Guppy. Photo: Paul Bentzen
Guppy. Photo: Paul Bentzen

“Females with larger brains did better than those with small brains. It may be that those with larger brains have better cognitive abilities. They are smarter. The results suggest that there are important advantages associated with developing a larger brain. The risk of being killed and eaten may thus be a key factor that affected animals during evolution and may have led to the unusually large brains in humans. The early humans lived in an environment full of predators”, says Niclas Kolm, a researcher at the Department of Zoology, Stockholm University, one of those who made the study.

Huge Trinidad stream aquariums

Niclas Kolm and his colleagues conducted the study of nearly 5000 guppy fish with known brain size from their previous selection experiments on brain size of these guppies. The researchers bred fish with different size of the brain and marked all individuals with a special tattoo technique to distinguish between fish with large and small brains. The fish were then kept in a huge aquarium at the Konrad Lorenz Institute in Vienna. The aquarium was decorated to resemble six smaller streams in Trinidad, which is the natural environment for the guppy. Besides guppies, also pike cichlids, a fish that eats guppies in the wild, were also released into the semi-natural streams. A weekly census where all fish were collected and counted then continued for five months. After five months, the females with large brains had a > 13 percent higher survival rate than females with small brains. However, researchers found no difference among males.

Males eaten whatever brain size

“The results show that there is clearly an advantage for females to have larger brains in terms of threats from predators.

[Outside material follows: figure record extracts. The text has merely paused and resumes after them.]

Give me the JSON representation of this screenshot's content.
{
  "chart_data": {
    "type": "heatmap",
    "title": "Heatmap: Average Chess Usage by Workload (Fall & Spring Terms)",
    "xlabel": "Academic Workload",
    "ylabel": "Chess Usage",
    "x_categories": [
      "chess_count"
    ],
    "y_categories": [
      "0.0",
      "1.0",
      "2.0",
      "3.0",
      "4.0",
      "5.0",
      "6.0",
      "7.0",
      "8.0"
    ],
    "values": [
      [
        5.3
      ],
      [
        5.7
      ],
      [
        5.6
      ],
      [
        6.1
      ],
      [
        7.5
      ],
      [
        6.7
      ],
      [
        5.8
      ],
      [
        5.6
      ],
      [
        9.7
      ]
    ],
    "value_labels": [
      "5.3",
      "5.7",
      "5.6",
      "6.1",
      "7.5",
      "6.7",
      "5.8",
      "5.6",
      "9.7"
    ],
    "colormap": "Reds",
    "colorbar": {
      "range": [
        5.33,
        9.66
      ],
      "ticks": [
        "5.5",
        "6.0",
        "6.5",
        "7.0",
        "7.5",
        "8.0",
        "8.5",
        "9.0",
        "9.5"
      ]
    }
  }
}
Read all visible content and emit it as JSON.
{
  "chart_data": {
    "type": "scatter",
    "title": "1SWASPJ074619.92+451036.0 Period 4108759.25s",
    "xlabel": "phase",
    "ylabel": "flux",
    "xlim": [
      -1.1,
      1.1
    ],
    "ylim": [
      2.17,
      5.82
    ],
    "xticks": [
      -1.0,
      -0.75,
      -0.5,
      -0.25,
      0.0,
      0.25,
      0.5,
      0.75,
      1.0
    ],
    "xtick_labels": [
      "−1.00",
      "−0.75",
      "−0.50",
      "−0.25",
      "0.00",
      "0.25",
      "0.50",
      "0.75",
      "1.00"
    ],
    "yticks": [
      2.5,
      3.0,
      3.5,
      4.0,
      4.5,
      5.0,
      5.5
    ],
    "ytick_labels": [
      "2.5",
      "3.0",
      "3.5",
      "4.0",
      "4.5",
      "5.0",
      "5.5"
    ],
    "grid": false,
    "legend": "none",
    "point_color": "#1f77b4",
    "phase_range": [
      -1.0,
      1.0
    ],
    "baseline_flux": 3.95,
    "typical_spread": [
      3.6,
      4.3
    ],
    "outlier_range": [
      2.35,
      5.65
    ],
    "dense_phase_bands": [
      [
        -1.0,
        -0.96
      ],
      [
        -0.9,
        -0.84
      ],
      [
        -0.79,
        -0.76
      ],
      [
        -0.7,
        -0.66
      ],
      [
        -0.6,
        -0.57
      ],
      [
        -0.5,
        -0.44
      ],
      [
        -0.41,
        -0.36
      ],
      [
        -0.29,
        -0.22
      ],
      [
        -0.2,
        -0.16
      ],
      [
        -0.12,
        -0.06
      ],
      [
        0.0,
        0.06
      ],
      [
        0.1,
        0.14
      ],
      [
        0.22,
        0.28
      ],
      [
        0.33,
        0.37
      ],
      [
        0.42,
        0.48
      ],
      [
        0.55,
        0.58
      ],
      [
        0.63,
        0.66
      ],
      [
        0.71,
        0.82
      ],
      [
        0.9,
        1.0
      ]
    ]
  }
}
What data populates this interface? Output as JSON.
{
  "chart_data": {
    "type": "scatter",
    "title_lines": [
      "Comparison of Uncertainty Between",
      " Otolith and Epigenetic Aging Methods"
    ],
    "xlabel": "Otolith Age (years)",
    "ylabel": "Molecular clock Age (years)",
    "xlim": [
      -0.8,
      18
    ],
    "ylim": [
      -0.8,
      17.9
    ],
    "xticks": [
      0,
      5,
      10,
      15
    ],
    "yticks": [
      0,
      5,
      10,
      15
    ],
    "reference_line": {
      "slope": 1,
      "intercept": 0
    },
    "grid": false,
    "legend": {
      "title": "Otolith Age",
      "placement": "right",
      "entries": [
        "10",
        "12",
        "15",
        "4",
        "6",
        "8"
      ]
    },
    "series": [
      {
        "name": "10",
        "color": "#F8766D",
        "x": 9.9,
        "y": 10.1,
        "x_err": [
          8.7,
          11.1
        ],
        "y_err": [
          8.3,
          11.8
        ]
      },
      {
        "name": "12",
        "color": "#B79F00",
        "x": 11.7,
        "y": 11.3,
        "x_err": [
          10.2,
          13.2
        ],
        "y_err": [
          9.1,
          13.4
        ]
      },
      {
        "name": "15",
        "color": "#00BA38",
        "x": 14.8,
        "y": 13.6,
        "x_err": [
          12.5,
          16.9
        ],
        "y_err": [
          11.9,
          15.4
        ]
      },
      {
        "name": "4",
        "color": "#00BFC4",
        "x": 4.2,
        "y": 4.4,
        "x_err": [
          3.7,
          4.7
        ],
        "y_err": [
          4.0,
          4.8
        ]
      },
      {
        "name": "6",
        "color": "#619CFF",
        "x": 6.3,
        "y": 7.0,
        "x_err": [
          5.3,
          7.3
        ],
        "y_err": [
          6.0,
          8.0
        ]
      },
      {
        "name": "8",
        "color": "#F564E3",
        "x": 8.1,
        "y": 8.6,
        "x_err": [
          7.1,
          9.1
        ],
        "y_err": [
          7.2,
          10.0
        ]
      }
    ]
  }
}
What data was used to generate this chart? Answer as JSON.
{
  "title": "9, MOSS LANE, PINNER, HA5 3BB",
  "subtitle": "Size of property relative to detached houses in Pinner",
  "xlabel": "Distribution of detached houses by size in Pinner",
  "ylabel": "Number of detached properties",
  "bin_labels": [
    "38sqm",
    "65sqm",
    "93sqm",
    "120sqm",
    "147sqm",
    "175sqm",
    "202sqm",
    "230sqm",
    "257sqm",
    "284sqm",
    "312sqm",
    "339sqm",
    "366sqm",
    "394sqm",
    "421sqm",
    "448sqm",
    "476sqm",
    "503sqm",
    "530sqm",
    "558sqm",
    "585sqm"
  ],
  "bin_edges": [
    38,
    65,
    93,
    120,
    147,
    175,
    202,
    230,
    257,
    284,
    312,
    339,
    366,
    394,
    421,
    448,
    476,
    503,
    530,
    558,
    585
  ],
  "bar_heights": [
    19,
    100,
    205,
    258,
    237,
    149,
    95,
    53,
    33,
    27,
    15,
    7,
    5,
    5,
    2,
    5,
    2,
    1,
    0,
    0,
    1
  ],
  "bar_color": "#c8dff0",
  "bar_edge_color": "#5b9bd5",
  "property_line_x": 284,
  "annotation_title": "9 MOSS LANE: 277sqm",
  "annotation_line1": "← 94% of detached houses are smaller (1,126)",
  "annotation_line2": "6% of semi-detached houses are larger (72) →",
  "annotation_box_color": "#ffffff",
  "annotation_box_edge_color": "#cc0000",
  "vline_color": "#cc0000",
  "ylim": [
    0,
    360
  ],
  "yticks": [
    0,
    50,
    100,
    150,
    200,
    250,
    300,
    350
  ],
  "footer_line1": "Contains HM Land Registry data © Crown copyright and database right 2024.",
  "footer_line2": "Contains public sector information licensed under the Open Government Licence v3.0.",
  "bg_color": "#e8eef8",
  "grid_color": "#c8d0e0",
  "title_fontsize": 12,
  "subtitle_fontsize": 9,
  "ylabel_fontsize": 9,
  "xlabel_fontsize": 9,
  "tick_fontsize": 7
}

As for the males, we could not see the same benefit. They were eaten about the same regardless of brain size. This can be explained by that males with large brains in these selection lines also have been more colorful patterns, which may reduce the potential cognitive benefits as they are more visible for a visual predator like the pike cichlid. The next step is to identify the mechanism/s that generated these differences. Are females with big brains better at spotting predators and/or do they have a better arsenal of behavior when they have discovered a predator?” says Niclas Kolm.